Do you find color photography intimidating? It doesn’t have to be.
A great way to get started with color photography is by using analogous colors.
In this article, I’ll explain what they are and how to use them in your photography.
What Is Color Theory
You might think color theory is something only painters need to study. That’s not true. As a photographer, you can benefit from learning at least the basics.
Color theory is a collection of rules and guidelines describing the use of color in art and design. It was developed a long time ago.
It’s easier to make a great photo if you know which color combinations look pleasing to the eye. It all starts with the famous color wheel. It shows the relationship between colors. From there, it’s easy to learn about analogous and triadic colors.
This will definitely make you a better photographer.
What Are Analogous Colors
Analogous colors are not difficult to find. Just pick a color from the color wheel and pick the three colors to the left or right from it. For example, the color red can be picked with orange or purple.
You can also pick one color to the left and two to the right, for example. Those four colors are analogous colors.
You can also choose just two colors next to each other. They’re also called analogous colors.
Why Use Analogous Colors in Photography
Use colors next to one another on the color wheel in your photos. This will make them look harmonious and easy to the eye. The combination always looks calm and soothing.
That doesn’t mean it’s always the right choice for your photos but it’s a good guideline to experiment with.
How to Use Analogous Colors in Photography
If you’re a landscape photographer, it’s also easy. You’ll probably have photographed a lot of analogous color schemes unknowingly.

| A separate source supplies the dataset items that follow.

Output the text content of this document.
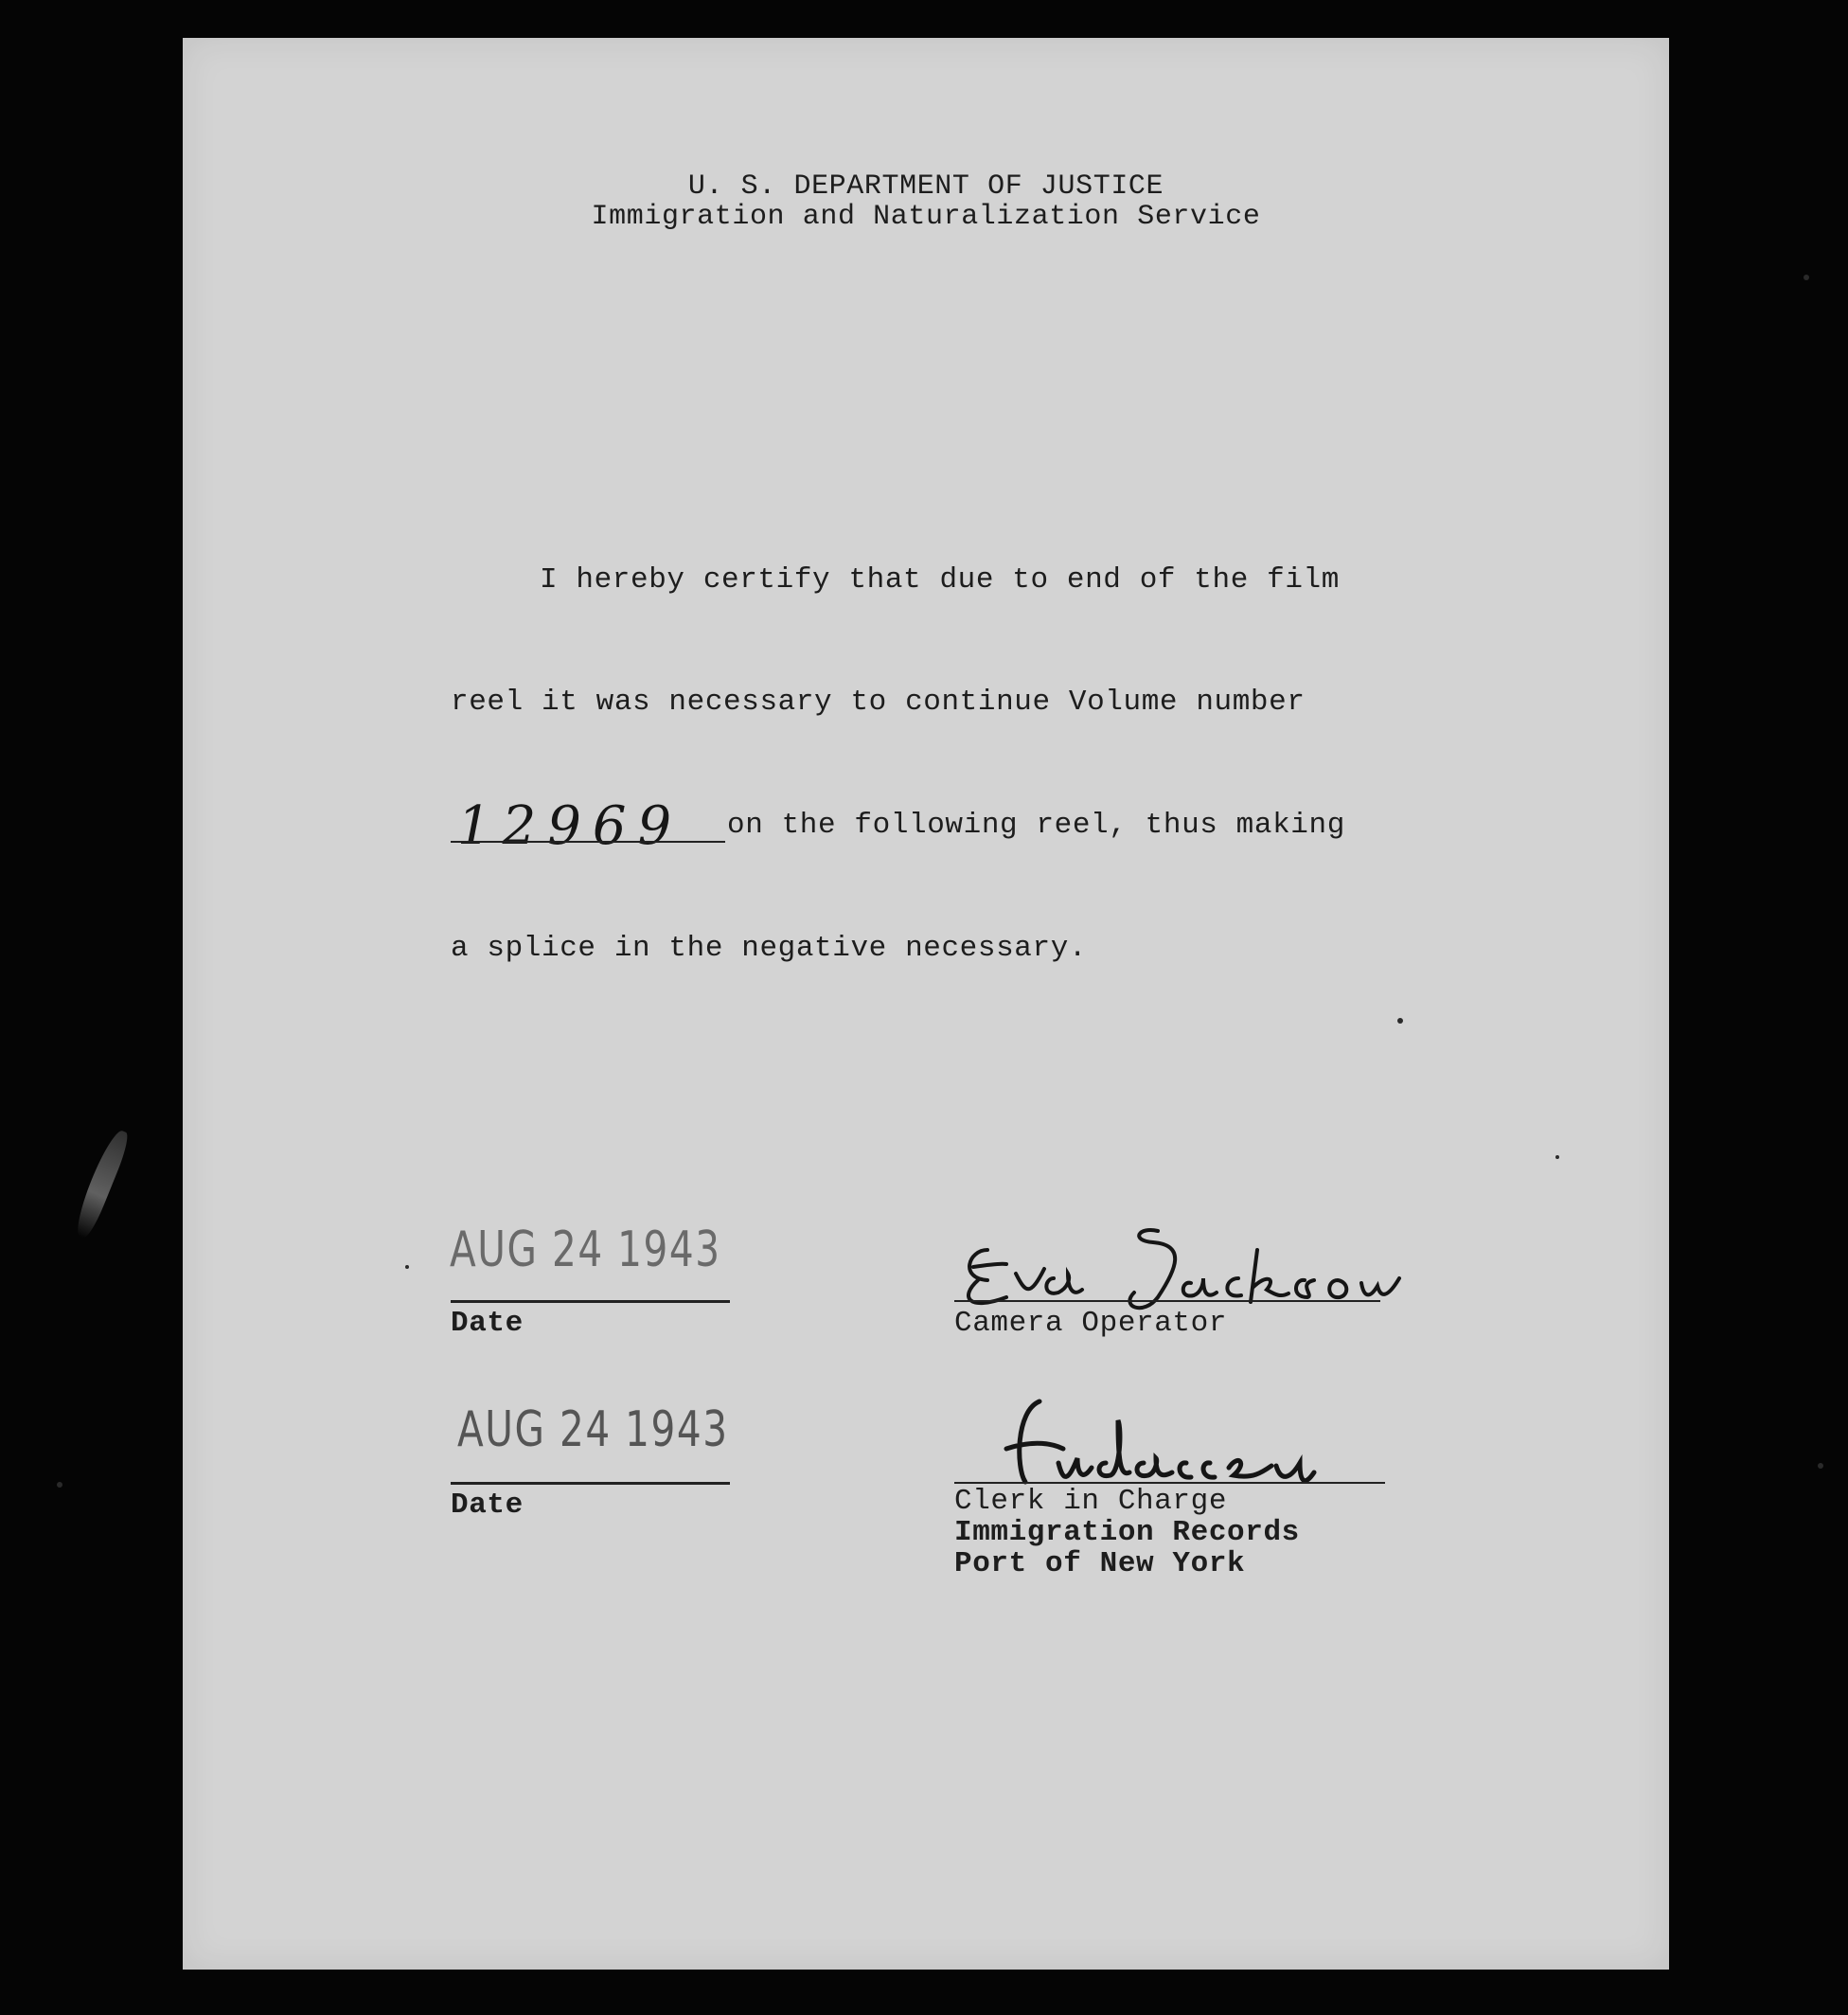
U. S. DEPARTMENT OF JUSTICE
Immigration and Naturalization Service
I hereby certify that due to end of the film
reel it was necessary to continue Volume number
12969 on the following reel, thus making
a splice in the negative necessary.
AUG 24 1943
Date
AUG 24 1943
Date
Camera Operator
Clerk in Charge
Immigration Records
Port of New York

Here’s an example of analogous colors in a landscape.
But also in the streets, you can find analogous colors.
Don’t Focus on Colors Only
When using analogous colors, it’s important to keep it interesting. Colors so closely related to each other could look boring.
Skipping a colour is also a good idea. Instead of using green and yellow-green, use green and orange.
And the most important thing is to make sure that your images are balanced. Every component and color should have its place in the frame.
How you arrange everything is your task and the most difficult part of being a photographer.
Color theory might sound intimidating but it’s absolutely not. Learning how the color wheel works will definitely make you a better photographer.
Use guidelines like analogous and triadic colors to your advantage but don’t forget your own creativity. They’re guidelines, not laws.